Leo parkte vor den Fenstern der Polizeidienststelle. Irgendwie war er enttäuscht,
er hatte sich Trubel und Aufregung erwartet, stattdessen bewegten sich nicht einmal
die Blätter an den Platanen. Sie betraten das Büro, das in einem seltsamen Halbdunkel
lag, offenbar waren die Jalousien herabgelassen worden, aus welchen Gründen auch
immer. Der junge Gmoser war gleich hinter der Tür postiert, er salutierte sichtlich
aufgeregt, wagte aber nicht, sie anzusprechen. Drei Schritte weiter stand Krinzinger
vor dem Schreibtisch, so steif, als ob er dort seit seinem Anruf Wache gehalten
hätte.
    »Kollege
Krinzinger«, Pestallozzi nickte ihm freundlich zu.
    Krinzinger
salutierte ebenfalls.
    »Melde gehorsamst,
dass der fragliche Gegenstand seit meiner Meldung nicht berührt oder verändert wurde.«
    Er trat
einen Schritt zur Seite und gab den Blick auf ein weißes Kuvert frei, auf dem ein
schäbiges, eher kleines Messer mit einem abgenutzten Holzgriff lag.

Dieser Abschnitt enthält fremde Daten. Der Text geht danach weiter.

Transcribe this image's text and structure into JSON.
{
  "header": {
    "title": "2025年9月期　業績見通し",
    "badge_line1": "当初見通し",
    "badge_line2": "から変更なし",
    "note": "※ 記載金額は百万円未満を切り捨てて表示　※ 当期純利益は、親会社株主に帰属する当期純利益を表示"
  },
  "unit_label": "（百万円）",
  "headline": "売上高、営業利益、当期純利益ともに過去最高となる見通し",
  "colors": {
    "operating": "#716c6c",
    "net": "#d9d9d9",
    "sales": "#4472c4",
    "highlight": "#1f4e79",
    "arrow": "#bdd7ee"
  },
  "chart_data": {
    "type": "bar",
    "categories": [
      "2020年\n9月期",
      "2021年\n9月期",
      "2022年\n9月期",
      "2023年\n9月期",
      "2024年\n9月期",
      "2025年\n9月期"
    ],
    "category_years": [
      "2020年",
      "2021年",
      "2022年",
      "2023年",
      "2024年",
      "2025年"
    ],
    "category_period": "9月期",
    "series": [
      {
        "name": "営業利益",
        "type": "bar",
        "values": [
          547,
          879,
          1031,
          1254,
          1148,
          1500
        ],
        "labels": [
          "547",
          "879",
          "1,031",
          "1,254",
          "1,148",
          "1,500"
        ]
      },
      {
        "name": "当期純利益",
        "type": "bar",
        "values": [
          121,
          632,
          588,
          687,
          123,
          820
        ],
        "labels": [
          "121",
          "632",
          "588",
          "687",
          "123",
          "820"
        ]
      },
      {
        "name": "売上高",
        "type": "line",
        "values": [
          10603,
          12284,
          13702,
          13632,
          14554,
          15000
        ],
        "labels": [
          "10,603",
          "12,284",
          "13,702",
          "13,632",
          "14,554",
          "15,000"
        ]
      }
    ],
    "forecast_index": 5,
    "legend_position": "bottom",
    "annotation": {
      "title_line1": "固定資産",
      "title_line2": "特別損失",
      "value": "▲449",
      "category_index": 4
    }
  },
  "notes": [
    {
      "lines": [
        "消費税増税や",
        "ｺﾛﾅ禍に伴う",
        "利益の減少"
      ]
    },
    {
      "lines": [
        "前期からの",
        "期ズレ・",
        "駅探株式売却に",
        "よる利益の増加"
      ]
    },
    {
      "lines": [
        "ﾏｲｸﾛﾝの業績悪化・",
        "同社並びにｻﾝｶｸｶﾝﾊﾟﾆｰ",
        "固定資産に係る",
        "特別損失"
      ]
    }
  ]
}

Leo holte tief
Luft. Das ist alles, dachte er eine Sekunde lang. Dann fühlte er, wie das Kribbeln
in seinem Nacken einsetzte. Die Mordwaffe. Vielleicht. Möglicherweise. Ach was,
ganz bestimmt. Endlich.
    Pestallozzi
nestelte einen dünnen Gummihandschuh aus einer Jackentasche und zog ihn über seine
rechte Hand. Er beugte sich über das Messer und betrachtete es eingehend, dann stupste
er es mit einem gummiüberzogenen Zeigefinger einen Millimeter zur Seite, um das
Kuvert in Augenschein zu nehmen. Krinzinger wagte sich respektvoll näher.
    »Ein ganz
normales wattiertes Kuvert. Adresse hat es keine gebraucht, weil es direkt in den
Postkasten draußen eingeworfen worden ist. Der einzige Hinweis ist der Stempel vom
›Kaiserpark‹. Aber ich habe dort noch nicht nachgefragt. Ich wollte auf Ihr Eintreffen
warten.«
    »Danke,
das war wirklich umsichtig von Ihnen, Kollegen.« Pestallozzi lächelte Krinzinger
und Gmoser zu, die beide strammstanden wie bei einer Ordensverleihung. Dann wandte
er sich an Leo. »Hast du Tüten dabei?«
    Aber Leo
hatte bereits vorausgedacht, betont lässig hielt er dem Chef zwei Plastiktüten hin.